08-040

 

As a caring mother, I’m a sucker for books with titles like, How to Get Your Picky Child to Eat Vegetables, even though I would probably get equally good results from a tome entitled Teach a Raccoon to Crochet.  Currently my son’s diet consists of                          1) Peanut Butter Sandwiches, 2) Jelly Sandwiches and 3) Peanut Butter and Jelly Sandwiches. 

 

According to the newest books, you can actually puree vegetables and mix them into kid favorites such as macaroni and cheese, spaghetti, and chili, and they’ll never know the difference, assuming the end result is then pureed again and injected directly into the child’s bloodstream. While I did have some success mixing two tablespoons of yam puree with an old kid favorite (a quart of pancake syrup), on the whole,  I have found these new books about as useful as the previous ones I’ve tried. My shelves are full of whimsical volumes that exhort mothers to call broccoli florets “little trees,” (as though the prospect of eating a bush is going to be any more appetizing) or cut up a hot dog to look like a happy octopus (an ingredient which, after all, would be more nutritious than hot dogs) or serve “ants on a log,” raisins on a peanut butter-filled celery stick.

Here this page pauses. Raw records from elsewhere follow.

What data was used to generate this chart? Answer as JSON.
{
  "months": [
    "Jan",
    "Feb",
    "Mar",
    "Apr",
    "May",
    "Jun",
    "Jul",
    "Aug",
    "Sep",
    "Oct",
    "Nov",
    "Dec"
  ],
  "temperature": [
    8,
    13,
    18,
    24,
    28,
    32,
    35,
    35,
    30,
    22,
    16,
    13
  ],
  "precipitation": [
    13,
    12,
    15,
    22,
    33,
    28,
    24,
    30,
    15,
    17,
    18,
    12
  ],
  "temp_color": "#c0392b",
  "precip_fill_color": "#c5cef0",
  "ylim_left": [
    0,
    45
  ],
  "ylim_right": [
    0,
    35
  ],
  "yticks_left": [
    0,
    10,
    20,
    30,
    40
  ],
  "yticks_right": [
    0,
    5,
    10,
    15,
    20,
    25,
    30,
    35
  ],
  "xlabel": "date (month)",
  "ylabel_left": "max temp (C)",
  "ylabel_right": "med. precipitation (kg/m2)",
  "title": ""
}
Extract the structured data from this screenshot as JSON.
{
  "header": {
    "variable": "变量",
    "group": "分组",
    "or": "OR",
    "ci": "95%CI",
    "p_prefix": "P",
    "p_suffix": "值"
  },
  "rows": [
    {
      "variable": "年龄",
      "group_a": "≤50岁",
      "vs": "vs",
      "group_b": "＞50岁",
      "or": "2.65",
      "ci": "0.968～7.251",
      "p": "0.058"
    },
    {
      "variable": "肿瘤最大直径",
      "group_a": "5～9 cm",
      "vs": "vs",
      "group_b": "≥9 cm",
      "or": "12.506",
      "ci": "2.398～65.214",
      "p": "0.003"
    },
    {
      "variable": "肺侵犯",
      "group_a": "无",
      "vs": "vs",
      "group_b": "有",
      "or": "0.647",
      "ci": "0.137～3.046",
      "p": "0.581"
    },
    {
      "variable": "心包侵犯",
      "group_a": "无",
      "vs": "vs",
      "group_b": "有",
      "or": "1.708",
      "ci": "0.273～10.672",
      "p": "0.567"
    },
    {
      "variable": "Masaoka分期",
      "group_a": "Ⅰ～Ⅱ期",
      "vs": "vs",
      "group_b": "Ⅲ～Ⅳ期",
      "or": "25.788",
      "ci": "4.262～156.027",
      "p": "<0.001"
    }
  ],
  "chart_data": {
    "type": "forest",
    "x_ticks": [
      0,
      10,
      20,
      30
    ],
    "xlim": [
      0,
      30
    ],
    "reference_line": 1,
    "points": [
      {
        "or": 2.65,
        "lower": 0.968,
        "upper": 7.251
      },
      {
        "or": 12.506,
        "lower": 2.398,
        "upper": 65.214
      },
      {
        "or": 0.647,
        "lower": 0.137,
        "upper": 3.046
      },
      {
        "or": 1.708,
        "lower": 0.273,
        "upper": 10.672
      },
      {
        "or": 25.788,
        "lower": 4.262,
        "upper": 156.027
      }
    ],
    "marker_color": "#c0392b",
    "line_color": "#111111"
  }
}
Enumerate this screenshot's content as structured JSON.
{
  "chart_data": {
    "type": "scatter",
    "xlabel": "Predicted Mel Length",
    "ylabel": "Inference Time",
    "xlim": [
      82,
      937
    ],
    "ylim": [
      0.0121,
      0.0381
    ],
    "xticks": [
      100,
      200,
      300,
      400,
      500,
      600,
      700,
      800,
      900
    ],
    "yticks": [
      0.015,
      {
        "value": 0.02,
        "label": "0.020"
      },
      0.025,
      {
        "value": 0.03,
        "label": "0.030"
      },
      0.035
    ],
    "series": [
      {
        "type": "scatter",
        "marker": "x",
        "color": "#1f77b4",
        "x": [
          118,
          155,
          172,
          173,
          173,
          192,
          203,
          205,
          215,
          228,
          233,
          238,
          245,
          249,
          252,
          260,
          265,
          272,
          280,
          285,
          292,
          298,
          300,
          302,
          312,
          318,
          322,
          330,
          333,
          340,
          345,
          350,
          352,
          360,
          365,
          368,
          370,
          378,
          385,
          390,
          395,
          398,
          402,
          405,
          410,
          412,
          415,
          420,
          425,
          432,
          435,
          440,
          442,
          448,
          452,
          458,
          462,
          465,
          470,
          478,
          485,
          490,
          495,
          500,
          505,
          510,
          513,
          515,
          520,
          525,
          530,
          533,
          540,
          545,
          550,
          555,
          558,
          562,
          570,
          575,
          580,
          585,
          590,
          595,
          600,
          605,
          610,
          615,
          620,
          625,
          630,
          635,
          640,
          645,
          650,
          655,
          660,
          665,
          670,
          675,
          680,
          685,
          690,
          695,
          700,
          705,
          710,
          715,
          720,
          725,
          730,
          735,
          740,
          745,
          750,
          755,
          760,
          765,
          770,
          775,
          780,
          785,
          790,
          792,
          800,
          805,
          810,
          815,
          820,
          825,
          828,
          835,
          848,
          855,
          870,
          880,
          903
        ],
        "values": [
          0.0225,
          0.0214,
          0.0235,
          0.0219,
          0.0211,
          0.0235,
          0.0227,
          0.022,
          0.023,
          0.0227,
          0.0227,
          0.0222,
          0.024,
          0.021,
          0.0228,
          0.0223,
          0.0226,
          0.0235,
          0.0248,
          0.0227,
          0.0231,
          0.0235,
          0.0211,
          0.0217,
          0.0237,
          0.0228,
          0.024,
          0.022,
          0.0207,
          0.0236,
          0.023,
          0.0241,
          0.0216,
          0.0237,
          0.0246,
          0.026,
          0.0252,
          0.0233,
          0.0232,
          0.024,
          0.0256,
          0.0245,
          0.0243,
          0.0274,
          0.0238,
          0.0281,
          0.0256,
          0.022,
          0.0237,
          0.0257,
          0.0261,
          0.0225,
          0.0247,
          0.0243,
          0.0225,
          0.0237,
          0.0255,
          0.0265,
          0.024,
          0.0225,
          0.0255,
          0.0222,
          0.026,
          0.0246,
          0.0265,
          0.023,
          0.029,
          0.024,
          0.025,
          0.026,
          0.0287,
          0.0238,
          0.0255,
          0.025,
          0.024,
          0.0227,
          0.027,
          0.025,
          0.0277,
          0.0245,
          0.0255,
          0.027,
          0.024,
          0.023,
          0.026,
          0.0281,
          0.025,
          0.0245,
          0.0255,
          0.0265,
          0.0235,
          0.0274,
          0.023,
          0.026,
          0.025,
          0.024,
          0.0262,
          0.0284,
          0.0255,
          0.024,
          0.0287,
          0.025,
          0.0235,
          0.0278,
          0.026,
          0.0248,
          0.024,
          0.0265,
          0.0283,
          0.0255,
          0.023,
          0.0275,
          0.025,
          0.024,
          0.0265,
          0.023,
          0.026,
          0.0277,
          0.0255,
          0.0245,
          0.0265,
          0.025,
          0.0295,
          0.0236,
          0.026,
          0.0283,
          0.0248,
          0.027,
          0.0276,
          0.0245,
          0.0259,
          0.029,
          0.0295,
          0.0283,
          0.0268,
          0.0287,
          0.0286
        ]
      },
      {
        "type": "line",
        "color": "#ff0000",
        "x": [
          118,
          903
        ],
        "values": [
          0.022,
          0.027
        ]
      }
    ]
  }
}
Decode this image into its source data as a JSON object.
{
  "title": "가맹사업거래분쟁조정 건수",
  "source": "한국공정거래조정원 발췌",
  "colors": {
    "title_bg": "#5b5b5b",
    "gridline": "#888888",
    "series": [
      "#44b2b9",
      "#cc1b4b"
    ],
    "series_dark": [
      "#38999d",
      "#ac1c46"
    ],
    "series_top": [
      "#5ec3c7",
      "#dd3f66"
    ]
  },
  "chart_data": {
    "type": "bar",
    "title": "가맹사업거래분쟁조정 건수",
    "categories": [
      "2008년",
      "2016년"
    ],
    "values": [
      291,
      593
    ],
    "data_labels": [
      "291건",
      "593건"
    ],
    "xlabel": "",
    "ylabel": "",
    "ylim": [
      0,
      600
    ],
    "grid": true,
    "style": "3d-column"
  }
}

Apparently there is a strong feeling among cookbook authors that kids will eat anything disguised as a tree, even a dead one infested with insects.

 

I’m currently testing out a theory that my son is somehow synthesizing his own nutrients from the atmosphere or the sun, like some large, two-legged jelly-smeared plant.  The theory has merit.  Each morning my son gets up and drinks a small cup of juice, spiked liberally with vitamin drops by his desperate mother, and then bounces around the house for about 4 to 5 hours, in a manner not unlike the balls of goo invented by Fred MacMurray in “The Absent-Minded Professor.”   Around 1:00 in the afternoon I will realize that so far, he has eaten absolutely nothing, and at my prompting, he will request one of his three favorite foods (see above options.)  The sandwich in question must then be cut into the shape of an animal (preferably a dinosaur).  When I check twenty minutes later I’ll find that the creature’s extremities are missing, presumably eaten. Each week I perform the ritual sacrifice of dozens of animal torsos, watching them disappear down the  disposal to join their previously departed brethren, who I like to think are all now frolicking (okay, limping) beneath little broccoli trees in that Great Crisper in the Sky.

 

I will now conclude my piece on the nutritional vagaries of my son and hope it finds appreciative readers. If it doesn’t, no matter—I’m working on a new cookbook which tells moms how to vaporize yam puree into a gas, so that their kids can inhale nutrients and never know the difference.  Until, of course, they develop serious respiratory symptoms.